Neighbourhood policing should be at the heart of our communities, but the Government have cut the Metropolitan police’s budget by £850 million since 2010, resulting in the loss of 3,000 police officers and 3,000 police community support officers across London. The Met is expected to make a further £263 million cut by 2022-23. That has led to the loss of 241 uniformed officers from Enfield’s streets over the past eight years.

Enfield’s Labour council has funded 16 police officers from its own budget to ameliorate that loss and tackle crime and antisocial behaviour. By working with the Mayor of London, Sadiq Khan, the council has secured a second dedicated police officer patrolling the streets in every ward of Enfield. We cannot blame the people of Enfield for thinking that Ministers are reducing the priority they place on keeping our young people and our communities safe, given the Government’s staggering cuts to the police budget.

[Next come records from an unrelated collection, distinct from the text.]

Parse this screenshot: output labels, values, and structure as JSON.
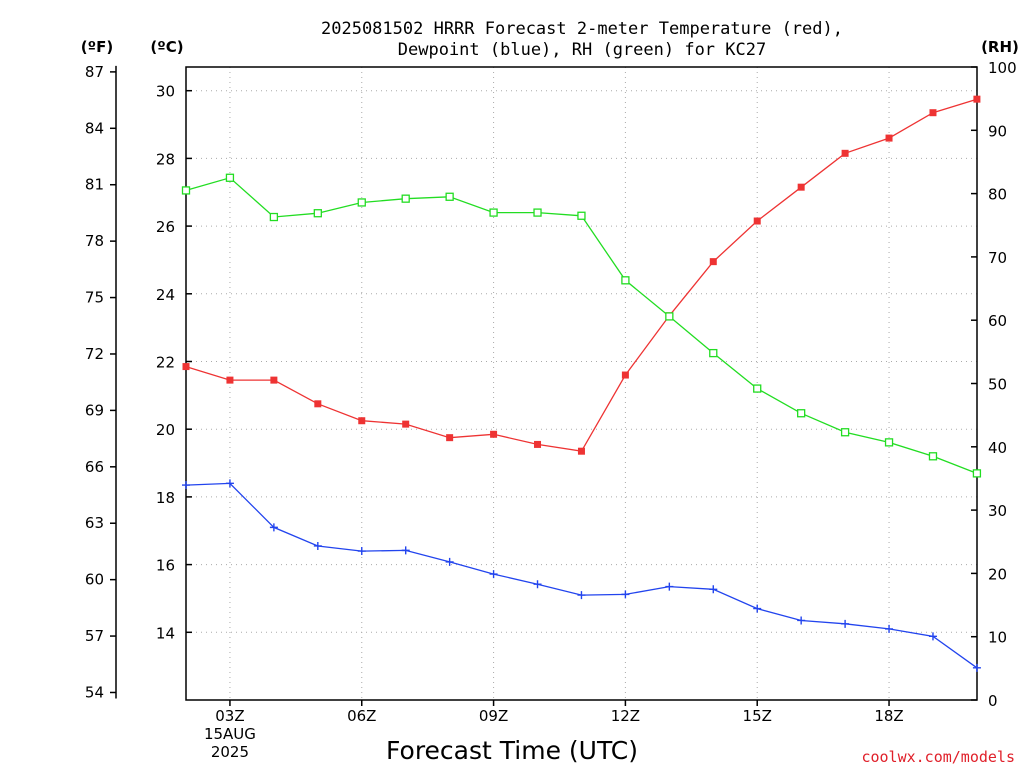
{
  "chart_data": {
    "type": "line",
    "title": [
      "2025081502 HRRR Forecast 2-meter Temperature (red),",
      "Dewpoint (blue), RH (green) for KC27"
    ],
    "xlabel": "Forecast Time (UTC)",
    "units": {
      "fahrenheit": "(ºF)",
      "celsius": "(ºC)",
      "rh": "(RH)"
    },
    "x": [
      "02Z",
      "03Z",
      "04Z",
      "05Z",
      "06Z",
      "07Z",
      "08Z",
      "09Z",
      "10Z",
      "11Z",
      "12Z",
      "13Z",
      "14Z",
      "15Z",
      "16Z",
      "17Z",
      "18Z",
      "19Z",
      "20Z"
    ],
    "x_tick_labels": [
      {
        "at": "03Z",
        "lines": [
          "03Z",
          "15AUG",
          "2025"
        ]
      },
      {
        "at": "06Z",
        "lines": [
          "06Z"
        ]
      },
      {
        "at": "09Z",
        "lines": [
          "09Z"
        ]
      },
      {
        "at": "12Z",
        "lines": [
          "12Z"
        ]
      },
      {
        "at": "15Z",
        "lines": [
          "15Z"
        ]
      },
      {
        "at": "18Z",
        "lines": [
          "18Z"
        ]
      }
    ],
    "ylim_c": [
      12,
      30.7
    ],
    "y_ticks_c": [
      14,
      16,
      18,
      20,
      22,
      24,
      26,
      28,
      30
    ],
    "y_ticks_f": [
      54,
      57,
      60,
      63,
      66,
      69,
      72,
      75,
      78,
      81,
      84,
      87
    ],
    "ylim_rh": [
      0,
      100
    ],
    "y_ticks_rh": [
      0,
      10,
      20,
      30,
      40,
      50,
      60,
      70,
      80,
      90,
      100
    ],
    "grid": true,
    "series": [
      {
        "axis": "celsius",
        "color": "#ee3333",
        "marker": "filled-square",
        "values": [
          21.85,
          21.45,
          21.45,
          20.75,
          20.25,
          20.15,
          19.75,
          19.85,
          19.55,
          19.35,
          21.6,
          23.35,
          24.95,
          26.15,
          27.15,
          28.15,
          28.6,
          29.35,
          29.75
        ]
      },
      {
        "axis": "celsius",
        "color": "#2244ee",
        "marker": "plus",
        "values": [
          18.35,
          18.4,
          17.1,
          16.55,
          16.4,
          16.42,
          16.08,
          15.72,
          15.42,
          15.1,
          15.12,
          15.35,
          15.27,
          14.7,
          14.35,
          14.25,
          14.1,
          13.88,
          12.95
        ]
      },
      {
        "axis": "rh",
        "color": "#22dd22",
        "marker": "open-square",
        "values": [
          80.5,
          82.5,
          76.3,
          76.9,
          78.6,
          79.2,
          79.5,
          77.0,
          77.0,
          76.5,
          66.3,
          60.6,
          54.8,
          49.2,
          45.3,
          42.3,
          40.7,
          38.5,
          35.8
        ]
      }
    ]
  },
  "credit": "coolwx.com/models"
}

To tackle the rise in violent crime, we need a fully-funded, multi-agency approach. That means properly and adequately funding the police and local government, which has an important role to play. As I have set out, those agencies and our public services are being put under severe financial pressure. The Government should be ashamed. The effects of eight years of austerity have been laid bare. They must end the cuts to Enfield’s public services and invest in our communities and in our children’s futures. Until that happens, I fear that the safety and aspirations of people in Enfield will continue to be put at risk. We will continue to see rising crime, youth violence, knife attacks, loss of life, serious injury, robberies and muggings.

No matter what Enfield Council and the Mayor of London do to address the situation, the ultimate responsibility and solution rests with the Government. Only they have the resources to provide our communities and our public services with the financial support they desperately require. I hope that the Minister will address those issues, and that the Government will prioritise properly funding our councils and public services.